D. One-to-one assignment
Convert pair scores to a bipartite graph; maximum-weight matching (Hungarian / Kuhn–Munkres). Enforce 1:1 or relax to 1:many for legacy aliases.
E. Thresholding & calibration
Choose score threshold τ for target precision (e.g. 99.5%) on a validation slice; report recall/coverage; add a “gray zone” for human review.
Evaluation
- Ground truth: adjudicated sample or synthetic data with known mapping.
- Metrics: precision@τ, recall, F1, coverage, pairwise/cluster purity; error taxonomy (same-currency lookalikes, DST offsets, partial trading days, post–corporate-action rekeys).
- Ablations: impact of temporal vs price/size vs text features.
Results (concise)
- Table: precision/recall at several τ; confusion breakdown.
- Figure: PR curve or precision vs threshold.
- On realistic synthetic data (clock skew, rounding, corporate actions): >99% precision at useful coverage with minutes-scale runtimes.
Operational notes
- Privacy: if needed, privacy-preserving RL via Bloom-filter encodings for quasi-identifiers.
- Runtime: blocking + vectorized features → minutes on millions of logs with Splink/DuckDB/Spark.
- Failure modes: corporate actions, stale tick sizes, OTC vs lit venues, rounding.
Conclusion & reuse
General recipe: logs → features → Fellegi–Sunter score → graph match. Reusable for users↔devices, products↔catalogues, etc. Publish synthetic dataset + code (e.g. Zenodo DOI) for reproducibility.
Abstract (drop-in)
We present a practical method to infer cross-system mappings between instrument identifiers using only routine trade/position logs. Our approach frames the problem as probabilistic record linkage: we (i) generate candidate ID pairs via temporal and categorical blocking, (ii) compute agreement features from co-occurring events (time, price, size, venue, description), (iii) estimate match probabilities with the Fellegi–Sunter model, and (iv) enforce global one-to-one consistency via maximum-weight bipartite matching. On realistic synthetic data reflecting clock skew, rounding, and corporate actions, the method attains >99% precision at useful coverage with minutes-scale runtimes. We provide an open-source implementation and synthetic dataset to support reuse across domains where entities must be reconciled from passive logs.

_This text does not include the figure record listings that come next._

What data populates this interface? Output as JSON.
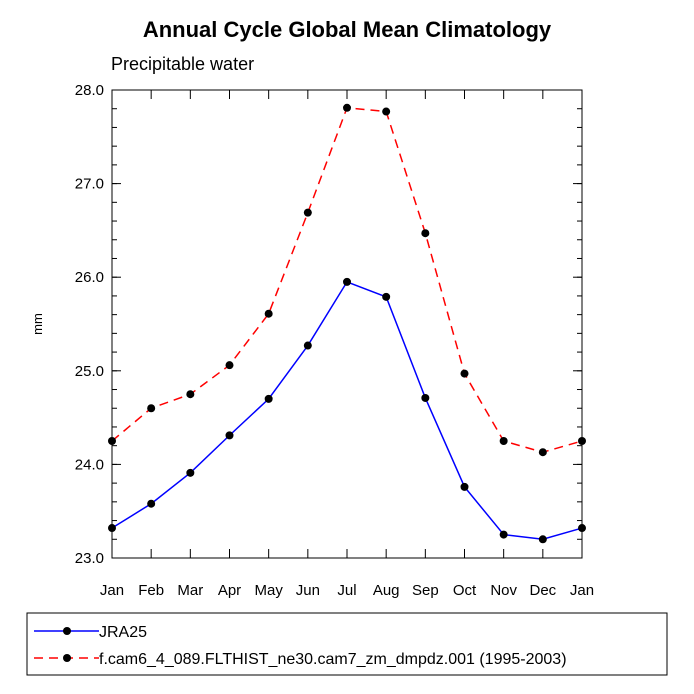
{
  "chart_data": {
    "type": "line",
    "title": "Annual Cycle Global Mean Climatology",
    "subtitle": "Precipitable water",
    "xlabel": "",
    "ylabel": "mm",
    "categories": [
      "Jan",
      "Feb",
      "Mar",
      "Apr",
      "May",
      "Jun",
      "Jul",
      "Aug",
      "Sep",
      "Oct",
      "Nov",
      "Dec",
      "Jan"
    ],
    "ylim": [
      23.0,
      28.0
    ],
    "yticks": [
      "23.0",
      "24.0",
      "25.0",
      "26.0",
      "27.0",
      "28.0"
    ],
    "grid": false,
    "legend_position": "bottom",
    "series": [
      {
        "name": "JRA25",
        "color": "#0000ff",
        "line_style": "solid",
        "marker": "filled-circle",
        "values": [
          23.32,
          23.58,
          23.91,
          24.31,
          24.7,
          25.27,
          25.95,
          25.79,
          24.71,
          23.76,
          23.25,
          23.2,
          23.32
        ]
      },
      {
        "name": "f.cam6_4_089.FLTHIST_ne30.cam7_zm_dmpdz.001 (1995-2003)",
        "color": "#ff0000",
        "line_style": "dashed",
        "marker": "filled-circle",
        "values": [
          24.25,
          24.6,
          24.75,
          25.06,
          25.61,
          26.69,
          27.81,
          27.77,
          26.47,
          24.97,
          24.25,
          24.13,
          24.25
        ]
      }
    ]
  }
}
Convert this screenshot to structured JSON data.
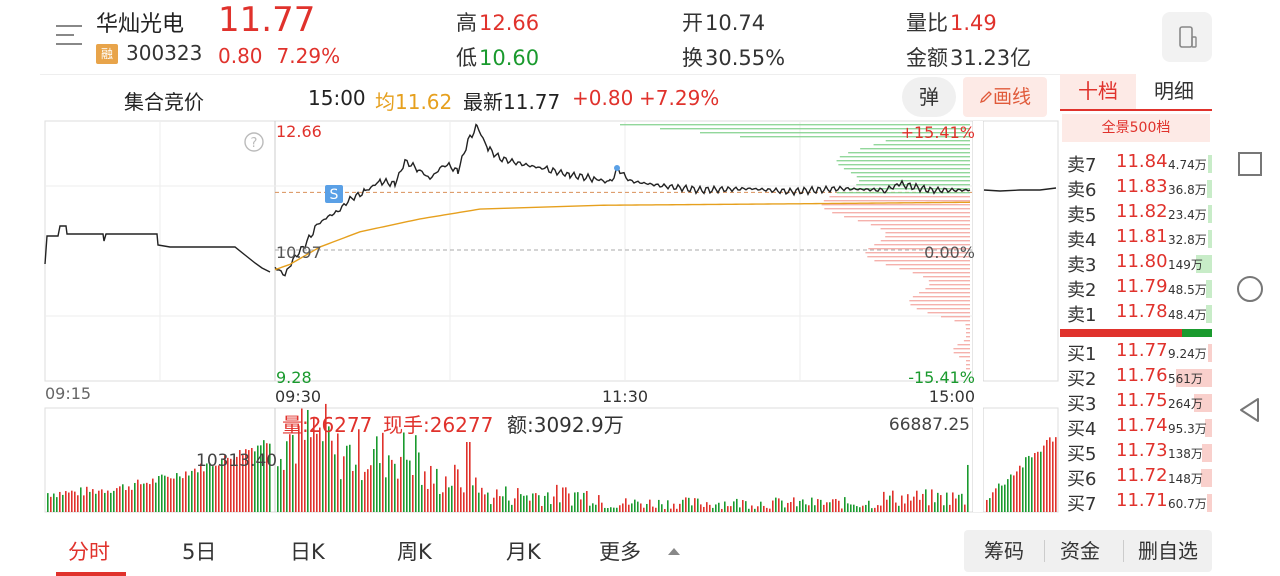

Minimal reproducible code plan
- Libraries: pandas, recordlinkage or splink, scipy (Hungarian via
linear_sum_assignment) or networkx. - Synthetic generator: N base instruments; simulate trades across two systems; randomly permute IDs; inject noise (clock skew, rounding, missing fields) and some non-matches.
- Notebook 1: data gen + feature engineering.
- Notebook 2: FS scoring (or logistic), calibration, Hungarian matching.
- Notebook 3: evaluation + plots.
- Archive repo on Zenodo for DOI; cite in the paper.
Blog-post companion (non-confidential)
- Hook: “We mapped thousands of instrument IDs across systems—using only trade logs.”
- Three diagrams: pipeline, feature table, precision–coverage curve.
- Link to preprint + code DOI; short “try it yourself” snippet.
Tooling to mention
- Python Record Linkage Toolkit (indexing, FS/ECM).
- Splink (scalable FS; docs and guides).
- Fellegi–Sunter theory.
- Hungarian algorithm for final assignment.
- Bloom-filter PPRL if publishing with hashed keys.